On trouverait évidemment le même contrepoint ironique ponctuant les épisodes de théâtre dans le théâtre comme dans le dernier soliloque de Hamm. Ce constat désabusé d'une faillite de l'art, d'un certain art ayant achevé de parcourir tout le cycle de ses conventions, vise surtout à promouvoir une nouvelle création. Ce que vise ici Beckett, ce n'est pas le peintre abstrait, le nouveau romancier ou le compositeur de musique sérielle, mais les commentaires convenus dont on voudrait entourer l'art moderne pour en nier la force, le digérer par avance. C'est ce qu'il écrit dans Le Monde et le pantalon à propos de l'amateur d'art si obligeamment guidé par la critique:

L'impossible est fait pour qu'il choisisse, pour qu'il prenne parti, pour qu'il accepte a priori, pour qu'il cesse de regarder, pour qu'il cesse d'exister, devant une chose qu'il aurait pu simplement aimer, ou trouver moche, sans savoir pourquoi. (p. 1 5)

 

Fin de partie offre donc bien l'image d'un « antimond »e où toutes les références ont été épuisées, où le passé ne subsiste plus qu'à l'état de traces, dérisoires.
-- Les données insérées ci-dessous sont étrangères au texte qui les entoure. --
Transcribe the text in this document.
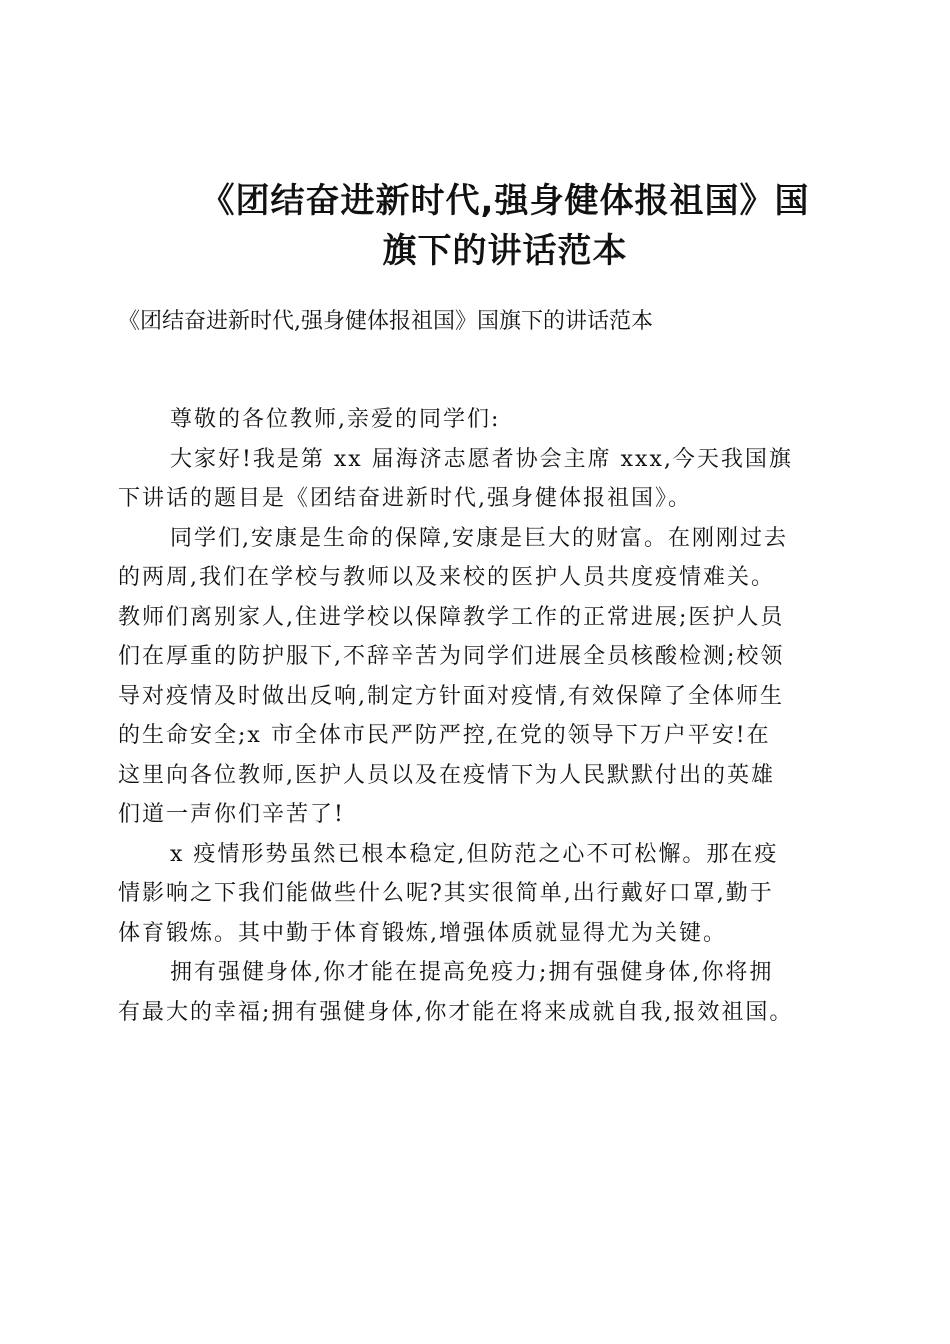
《团结奋进新时代,强身健体报祖国》国
旗下的讲话范本
《团结奋进新时代,强身健体报祖国》国旗下的讲话范本
尊敬的各位教师,亲爱的同学们:
大家好!我是第 xx 届海济志愿者协会主席 xxx,今天我国旗
下讲话的题目是《团结奋进新时代,强身健体报祖国》。
同学们,安康是生命的保障,安康是巨大的财富。在刚刚过去
的两周,我们在学校与教师以及来校的医护人员共度疫情难关。
教师们离别家人,住进学校以保障教学工作的正常进展;医护人员
们在厚重的防护服下,不辞辛苦为同学们进展全员核酸检测;校领
导对疫情及时做出反响,制定方针面对疫情,有效保障了全体师生
的生命安全;x 市全体市民严防严控,在党的领导下万户平安!在
这里向各位教师,医护人员以及在疫情下为人民默默付出的英雄
们道一声你们辛苦了!
x 疫情形势虽然已根本稳定,但防范之心不可松懈。那在疫
情影响之下我们能做些什么呢?其实很简单,出行戴好口罩,勤于
体育锻炼。其中勤于体育锻炼,增强体质就显得尤为关键。
拥有强健身体,你才能在提高免疫力;拥有强健身体,你将拥
有最大的幸福;拥有强健身体,你才能在将来成就自我,报效祖国。
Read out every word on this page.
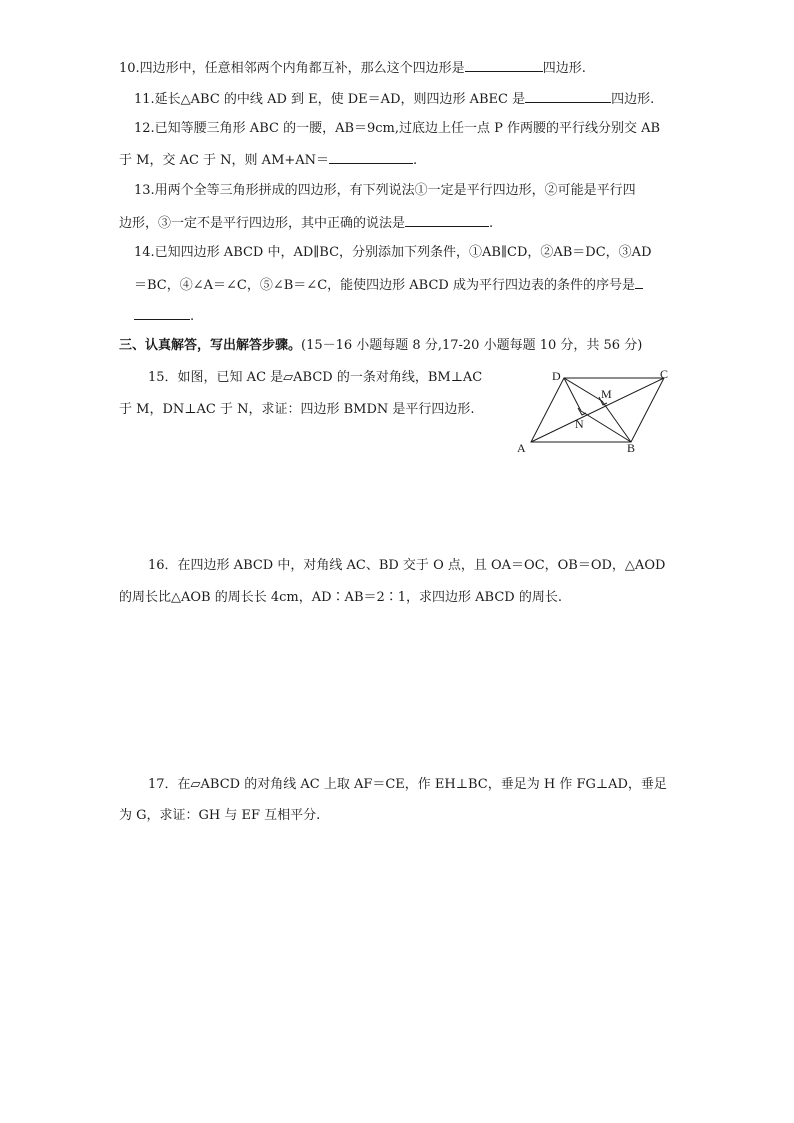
10.四边形中，任意相邻两个内角都互补，那么这个四边形是	四边形.
11.延长△ABC 的中线 AD 到 E，使 DE＝AD，则四边形 ABEC 是	四边形.
12.已知等腰三角形 ABC 的一腰，AB＝9cm,过底边上任一点 P 作两腰的平行线分别交 AB
于 M，交 AC 于 N，则 AM+AN＝	.
13.用两个全等三角形拼成的四边形，有下列说法①一定是平行四边形，②可能是平行四
边形，③一定不是平行四边形，其中正确的说法是	.
14.已知四边形 ABCD 中，AD∥BC，分别添加下列条件，①AB∥CD，②AB＝DC，③AD
＝BC，④∠A＝∠C，⑤∠B＝∠C，能使四边形 ABCD 成为平行四边表的条件的序号是
.
三、认真解答，写出解答步骤。(15－16 小题每题 8 分,17-20 小题每题 10 分，共 56 分)
15．如图，已知 AC 是▱ABCD 的一条对角线，BM⊥AC
于 M，DN⊥AC 于 N，求证：四边形 BMDN 是平行四边形.
A	B
C
D
M
N
16．在四边形 ABCD 中，对角线 AC、BD 交于 O 点，且 OA＝OC，OB＝OD，△AOD
的周长比△AOB 的周长长 4cm，AD∶AB＝2∶1，求四边形 ABCD 的周长.
17．在▱ABCD 的对角线 AC 上取 AF＝CE，作 EH⊥BC，垂足为 H 作 FG⊥AD，垂足
为 G，求证：GH 与 EF 互相平分.
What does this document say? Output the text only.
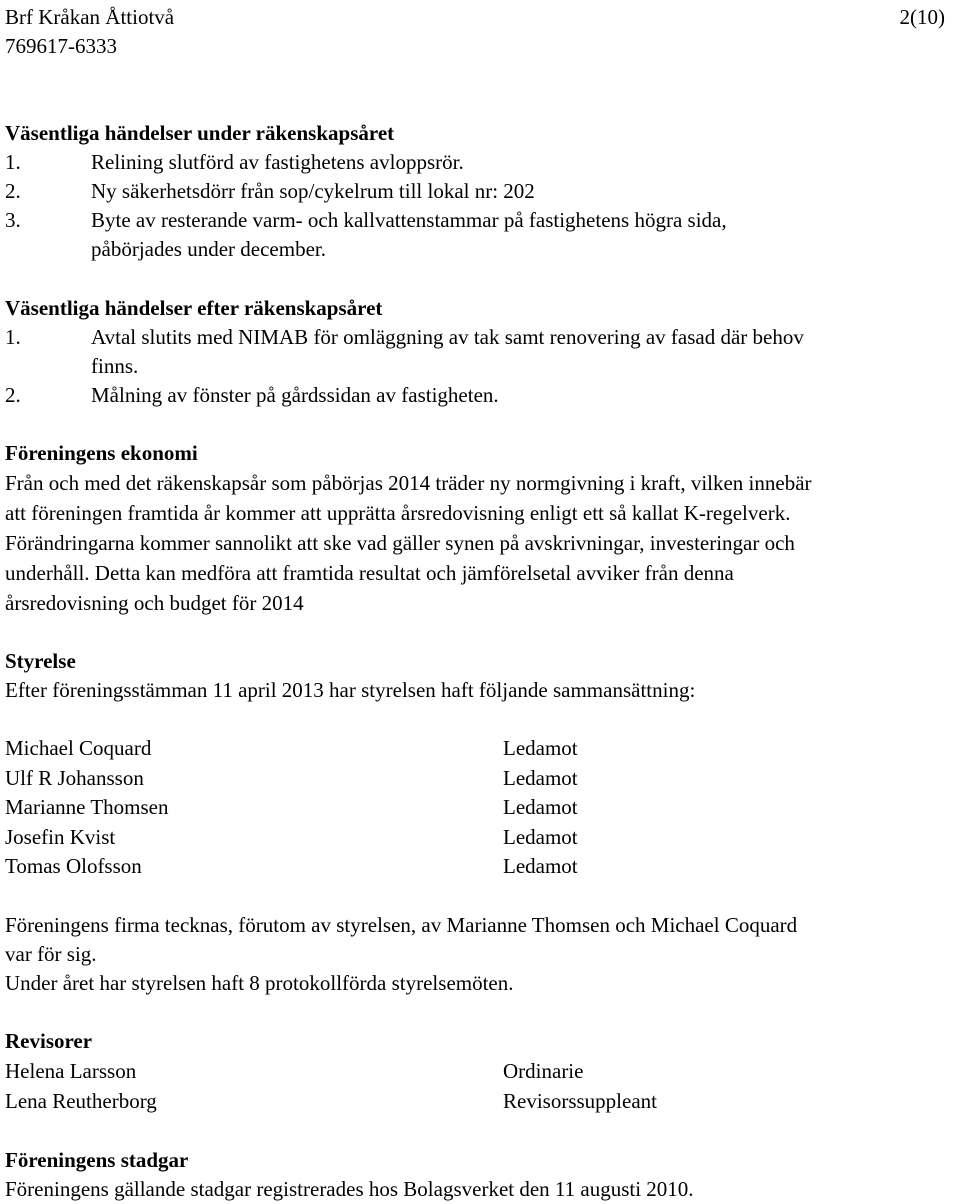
Brf Kråkan Åttiotvå	2(10)
769617-6333
Väsentliga händelser under räkenskapsåret
1.	Relining slutförd av fastighetens avloppsrör.
2.	Ny säkerhetsdörr från sop/cykelrum till lokal nr: 202
3.	Byte av resterande varm- och kallvattenstammar på fastighetens högra sida,
påbörjades under december.
Väsentliga händelser efter räkenskapsåret
1.	Avtal slutits med NIMAB för omläggning av tak samt renovering av fasad där behov
finns.
2.	Målning av fönster på gårdssidan av fastigheten.
Föreningens ekonomi
Från och med det räkenskapsår som påbörjas 2014 träder ny normgivning i kraft, vilken innebär
att föreningen framtida år kommer att upprätta årsredovisning enligt ett så kallat K-regelverk.
Förändringarna kommer sannolikt att ske vad gäller synen på avskrivningar, investeringar och
underhåll. Detta kan medföra att framtida resultat och jämförelsetal avviker från denna
årsredovisning och budget för 2014
Styrelse
Efter föreningsstämman 11 april 2013 har styrelsen haft följande sammansättning:
Michael Coquard	Ledamot
Ulf R Johansson	Ledamot
Marianne Thomsen	Ledamot
Josefin Kvist	Ledamot
Tomas Olofsson	Ledamot
Föreningens firma tecknas, förutom av styrelsen, av Marianne Thomsen och Michael Coquard
var för sig.
Under året har styrelsen haft 8 protokollförda styrelsemöten.
Revisorer
Helena Larsson	Ordinarie
Lena Reutherborg	Revisorssuppleant
Föreningens stadgar
Föreningens gällande stadgar registrerades hos Bolagsverket den 11 augusti 2010.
Beckett choisit cependant de situer l'origine de cette catastrophe dans une ellipse. Les seules mentions du passé la concernant apparaissent de façon très révé­latrice dans le roman de Hamm, une histoire romancée, voire une fiction complète. L'auteur, nous l'avons vu, se méfie des grands mots, choisit l'abstraction et pourtant Fin de partie, comme ses autres oeuvres, conserve un pouvoir évocateur, voire réaliste, considérable. Même une pièce aussi abstraite que En attendant Godor peut susciter des lectures on ne peut plus réalistes. On l'a vu lorsque le public bosniaque, assistant à la pièce durant le siège de Sarajevo1, a très naturellement assimilé Godot, cet hypothé­tique sauveur tant attendu, à une armée de secours venant briser l'encerclement de la ville...

Pour autant, il ne faudrait pas réduire la pièce, comme toute l'oeuvre de l'auteur d'ailleurs, à un simple constat désespéré. Ce que nous avons vu de la présentation de l'art est à ce titre révé­lateur. C'est à une interrogation plus radicale sur la représentation du monde qu'invite Beckett.